Beberapa Pasal dalam PP No. 3/2008 yang dikritisi oleh Dr. Satyawan seperti tersebut di bawah ini:
Narasumber kedua (Ir. Muayat A. Muhshi) lebih menyoroti peluang bagi masyarakat untuk mengelola hutan baik dalam PP 6/2007 maupun dalam perubahannya yaitu PP No. 3/2008. Dipaparkan bahwa terdapat beberapa skema CBFM (Community Based Forest Management) dalam PP No. 6/2007 yaitu Hutan Desa, Hutan Kemasyarakatan (HKm), Hutan Tanaman Rakyat (HTR), dan Kemitraan.
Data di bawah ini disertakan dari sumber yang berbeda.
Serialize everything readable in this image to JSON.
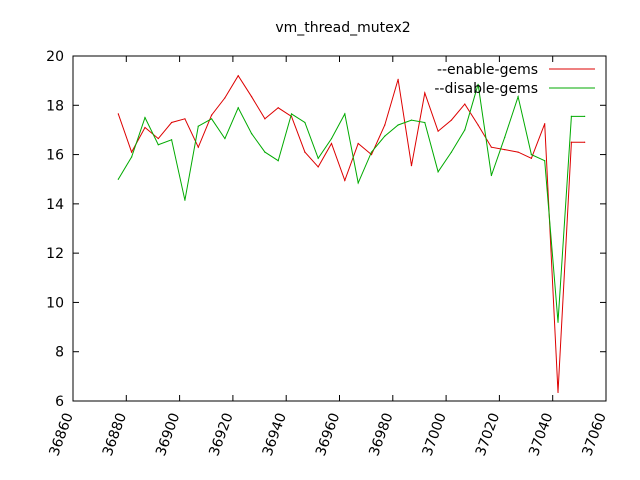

Dipaparkan juga perubahan-perubahan (pasal per pasal) khususnya yang terkait dengan pengaturan skema-skema tersebut, yaitu:
1. Pasal 40
- mengalokasikan dan menetapkan areal tertentu untuk membangun HTR …………berubah menjadi mengalokasikan areal tertentu …….(Ayat 1)
- menambah kata “pengolahan” (Ayat 3)
- Kata dilakukan berubah menjadi diutamakan pada hutan yang tidak produktif.
2. Pasal 54
- jangka waktu IUPHHK HTR paling lama 100 tahun berubah menjadi jangka waktu 60 tahun dan dapat diperpanjang satu kali untuk jangka waktu 35 tahun
3. Pasal 62
- IUPHHK pada HTR dalam hutan tanaman diberikan oleh Menteri dan dapat dilimpahkan kepada Gubernur berubah menjadi dapat dilimpahkan kepada Bupati/Walikota dan pejabat yang ditunjuk
4. Pasal 96
- IUPHKm meliputi kegiatan ……pemanfaatan hasil hutan kayu dan bukan kayu…… kata hasil hutan kayu dihapus (Ayat 1 huruf b)
- Dalam keadaan tertentu pemberian IUPHHK dalam HKm dapat dilimpahkan oleh Menteri kepada Gubernur…berubah menjadi dapat dilimpahkan kepada pejabat yang ditunjuk (Ayat 2)
Beberapa point diskusi adalah sebagai berikut:
- Governance di Kehutanan sampai saat ini dirasakan belum banyak berpihak kepada masyarakat. Berbicara masalah governance seringkali yang dibahas hanya governance-nya government (pemerintah), mestinya perlu dibahas governance seluruh stakeholder termasuk masyarakat.
- Disampaikan bahwa ada dua hal yang mendasari keluarnya PP ini yaitu pembentukan unit-unit managemen (KPH) dan Pemberdayaan Masyarakat. Dirasa perlu untuk segera mendorong kepastian hak-hak masyarakat dalam KPH yang akan disusun serta tetap diperlukannya peningkatan kapasitas, pendampingan dan fasilitasi terhadap masyarakat dalam pengelolaan hutan.
- Hal yang menghambat kolaborasi adalah budaya yang dominan dari masa lalu dan sulitnya mendamaikan berbagai kepentingan yang ada di masyarakat.
- Komunikasi yang intensif dari para pihak diperlukan untuk memecahkan masalah yang selama ini dihadapi.
- Disampaikan bahwa peluang untuk implementasi HKm adalah 2,1 juta ha sampai tahun 2015, dimana prosesnya dapat dimulai dibangun oleh masyarakat sendiri.